The Horsemen of the Apocalypse have just been reborn. Not all four though. Here’s the twist. Death never left the last time. He found love in the daughter of Mao, the leader of the PRA, and they had a child. That child was seen as an abomination by the five nations and taken, presumably killed. Xiaolin, Mao’s daughter, was sent into exile. Death is riding in search of her with two companions, Wolf and Crow. They leave a trail of devastation in their wake. Nothing can stand up to them.
In the meantime the three horsemen, reborn as children, albeit monochromatically armored children, are in search of their fourth. They are the opposing force to Death, and equally deadly.
As if Death wasn’t pissed off enough already, halfway through he finds out his son is alive and in captivity somewhere. Let the carnage begin.

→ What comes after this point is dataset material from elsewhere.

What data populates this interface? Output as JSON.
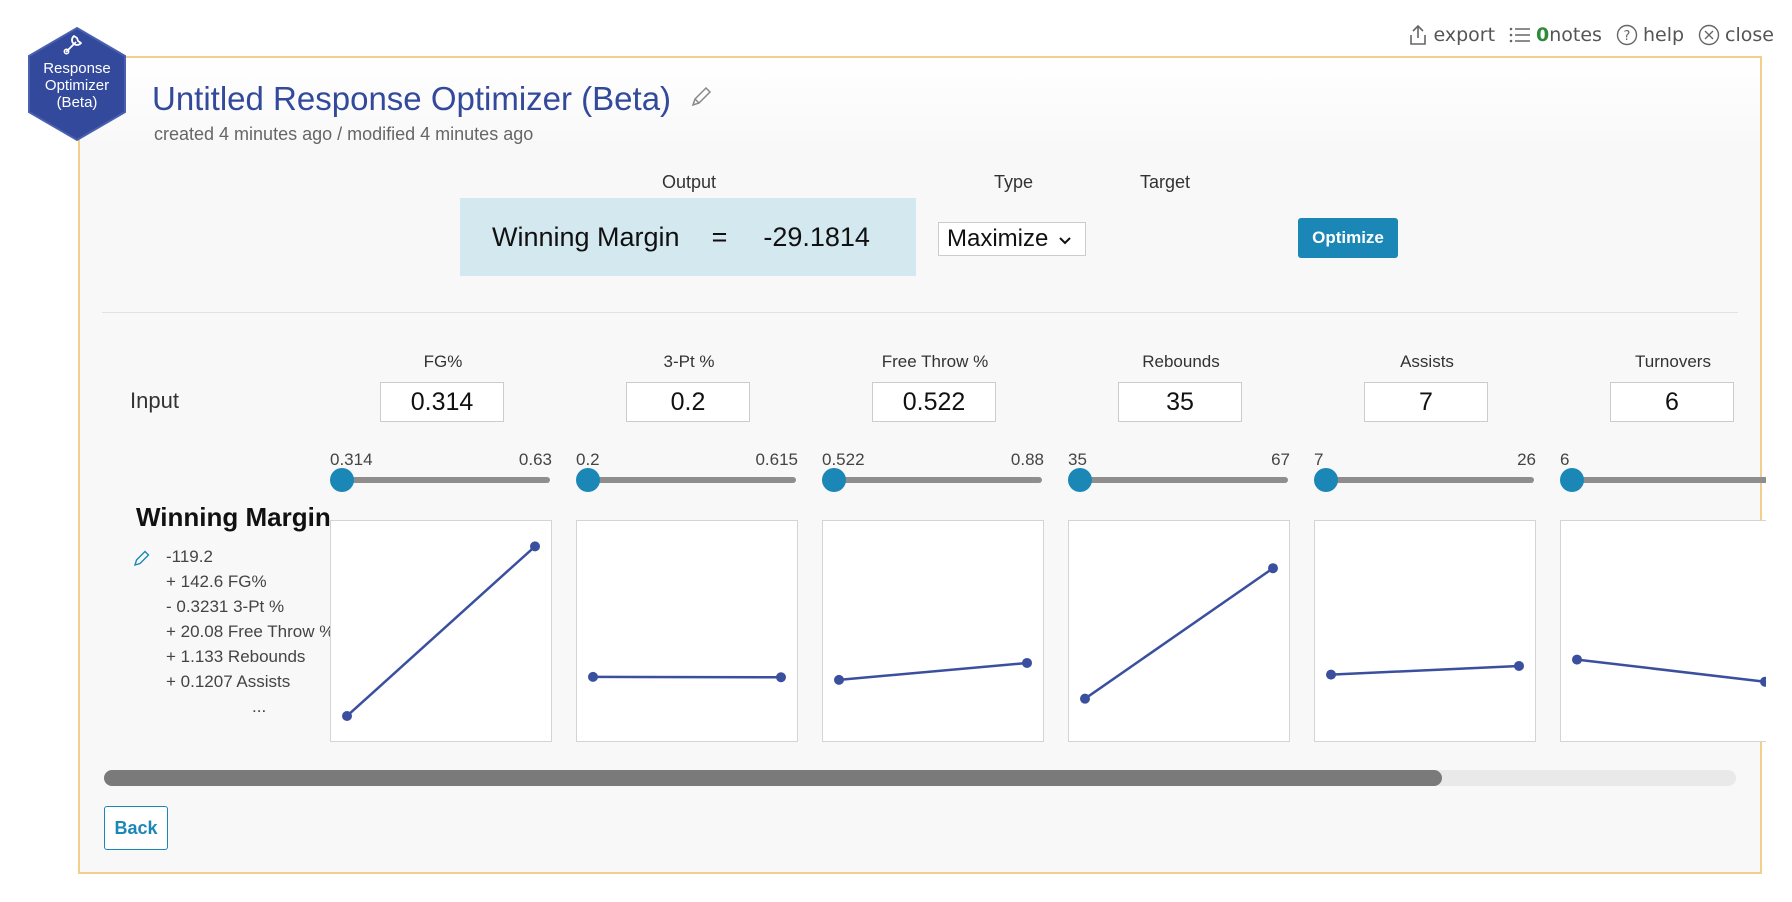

Now to the difficult part, the analysis of this tome. I once heard this book described as “Hickman just doing whatever he wants…putting whatever the hell he wants to…you want Colonel Sanders in there? Done. Judge Dredd? Done.” I feel that’s accurate, but the hitch in that theory is this…he makes it work. I feel like I was catching references and little hints to all kinds of other popular culture. The obvious western and political thriller, but also Dune, Judge Dredd, Akira, Game of Thrones…there are little pieces of everything in here, and Hickman is able to blend them all together so that they fit in a seamless story.
I think the genius of this book is only realized when reading it long form like this. I have some of the single issues, perhaps 12 of the first fifteen. I read the first five in single-issue style. As I worked through them I could tell it was something I dug, there was some thread that I was picking up on that I liked, but I couldn’t tell what it was. I’m not a hundred percent sure now what it is, but I feel like I understand the story more completely as I’ve read through fifteen straight. (Of course, by no means could I describe it in detail that will take much deeper thought and re-reading.) The Game of Thrones reference comes from a comparison I made in my head. Both George R.R. Martin and Jonathan Hickman bring in seemingly minor characters and through sheer force of will and writerly greatness, bring those characters in to the spotlight and make you care about what their part is in the story. At the same time, he’s made us feel empathy for Death of all people. But I guess the original reason why I picked up the book is still a major reason why I love it.
Nick Dragotta’s art.
I’m sure this is a combination of Image’s marketing department and the Hickman/Dragotta/Martin creative team, but the covers of these books are striking on the shelf. Mono or duo chromatic covers with generally white borders and heavy black type make for a bold shelf book.
Dragotta’s style is one that I’ve come to enjoy immensely. His character design and the flow of his paneling are both amazing. The combination of old west and sci-fi works perfectly well, and after a few pages doesn’t seem at all strange. Dragotta’s figures are long and lean and mean. These are the Clint Eastwood of drawings. But don’t think that he’s cornered into one area or classification. Dragotta seems just as comfortable drawing the Akira-esque mutations that take place in the book with just as much skill and terrifying detail.
The choices made by colorist Frank Martin are interesting as well. When you look at the Four Horsemen, each one is a different color, red, blue, greenish/yellow, and white. Because of those color distinctions it’s easy to quickly tell which of the characters are on the page and how those characters are interacting with each other. At the same time, making Death the literal pale rider is a beautiful choice, and he jumps right off the page.
Don’t forget that this is a collection, fifteen issues and numerous extras tacked on to the end. There are 500 pages of East of West insanity as well as test pages and scripts and all kinds of cover art.
I never read any of Jonathan Hickman’s previous work. But because of this book I will always be ready to pick up something that he’s penned. The artwork of Nick Dragotta and Frank Martin make this story, in my opinion, the best looking book on the market. Hickman and Co. have created an amazing comic book, and as long as they continue to throw in whatever the hell they want, I’ll keep reading it, because it all works.